When I was growing up in the '90s, I was obsessed with my name. And by obsessed, I mean I hated it — I wanted to have one of the names that multiple kids had in my class. I wanted to be a Nicole C., or a Jen B., or a Jill D. I wanted to have a name that was so popular, that I had to had to use my last initial so that people would be able to identify me. I wanted to be able to wonder when I heard the boys talking about how cute Aly is, if it might be me. Aly B.? Aly C.? Aly F.? Aly ME?
And while my name is not unique or special or rare by any means, I was the only Kaitlyn in my class. And if I ever did meet another, it was with a C and an I, even to this day I have to blow people's minds with my weird spelling. I never felt like I was a part of the '90s cool girl's name club. Because when I was being born, my mother didn't have Bustle to help her with finding the right baby name!
If you went to school in the '90s, these were some of the names that more than one kid in your class had and you probably secretly really wanted:
Jessicas could be Jessie or Jess, which was so cool and so gender-neutral.
Origin: Hebrew, meaning gift of God, or rich.
Nicoles could be Nicky or Cole or even Nick, if you were feeling it.
Origin: French, meaning victory of the people.
Alisons could be A or Aly, or Aly-Cat if you were super chummy.
Origin: Irish, meaning honest.
Rebeccas could be Becky or Becca or Bex — which was maybe the coolest, because who doesn't want an x in their name?

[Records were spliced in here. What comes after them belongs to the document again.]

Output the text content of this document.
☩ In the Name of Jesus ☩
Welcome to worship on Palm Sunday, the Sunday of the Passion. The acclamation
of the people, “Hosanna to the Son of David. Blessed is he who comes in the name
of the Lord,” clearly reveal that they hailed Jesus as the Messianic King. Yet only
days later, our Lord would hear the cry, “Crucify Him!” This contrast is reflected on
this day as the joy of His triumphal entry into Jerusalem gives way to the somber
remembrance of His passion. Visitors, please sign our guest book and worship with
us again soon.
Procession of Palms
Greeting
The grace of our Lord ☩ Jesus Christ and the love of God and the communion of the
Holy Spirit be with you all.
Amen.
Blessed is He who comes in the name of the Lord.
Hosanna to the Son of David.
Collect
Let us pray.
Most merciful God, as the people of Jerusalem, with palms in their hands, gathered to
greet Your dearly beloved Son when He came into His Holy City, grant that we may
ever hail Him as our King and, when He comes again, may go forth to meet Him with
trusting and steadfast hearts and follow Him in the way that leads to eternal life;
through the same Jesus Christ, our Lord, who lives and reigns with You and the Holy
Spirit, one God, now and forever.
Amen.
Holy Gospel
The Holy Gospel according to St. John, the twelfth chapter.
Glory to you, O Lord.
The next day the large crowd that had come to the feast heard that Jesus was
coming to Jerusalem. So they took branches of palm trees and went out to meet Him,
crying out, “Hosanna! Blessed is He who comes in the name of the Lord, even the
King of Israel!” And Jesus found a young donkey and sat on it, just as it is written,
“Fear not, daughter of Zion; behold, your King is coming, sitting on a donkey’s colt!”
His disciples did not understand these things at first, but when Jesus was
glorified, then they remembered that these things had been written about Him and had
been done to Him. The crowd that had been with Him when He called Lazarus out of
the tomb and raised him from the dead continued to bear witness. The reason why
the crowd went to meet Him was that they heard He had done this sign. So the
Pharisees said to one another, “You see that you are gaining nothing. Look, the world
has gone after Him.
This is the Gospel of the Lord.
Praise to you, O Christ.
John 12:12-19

Origin: Hebrew, meaning servant of God.
Rachels could be Rach or Ray, or maybe Rae if you had creative parents.
Origin: Hebrew, meaning an innocent lamb.
Jennifers could be Jen or Jenny or J or Little J — if you were so inspired by Jenny Humphrey later in life.
Origin: English, meaning the fair one.
Katherines could be Kate or Katie or Kay — in fact, most people assumed my name was Katherine, and still call me that today.
Origin: Irish, meaning pure or virginal.
Jillians could be Jill or Jilly or Jilly-Bean if they were the cutest.
Origin: English, meaning young at heart.
Amys didn't really have nicknames, but if you knew one, you might have called her "Ames".
Origin: English, meaning beloved.
Mollys could be Mol or Molls or Molly Dolly or Molly Lolly. (Or, if you're a Weasley, "Molly Wobbles").
Origin: English, meaning bitter.
Brittanys could be B or Brit or Britty or even Nay Nay.
Origin: English, meaning from Britain.
Zoes could be Zo or Zozie or ZoBo, or just plain Z.
Origin: Greek, meaning life.
Kristens could be K or Kris or Krissy.
Origin: English, meaning Christ-Bearer.
Ashleys could be Ash or Ashy or Ashes — the name is both poetic and cutesy.
Origin: English, meaning from the ash tree.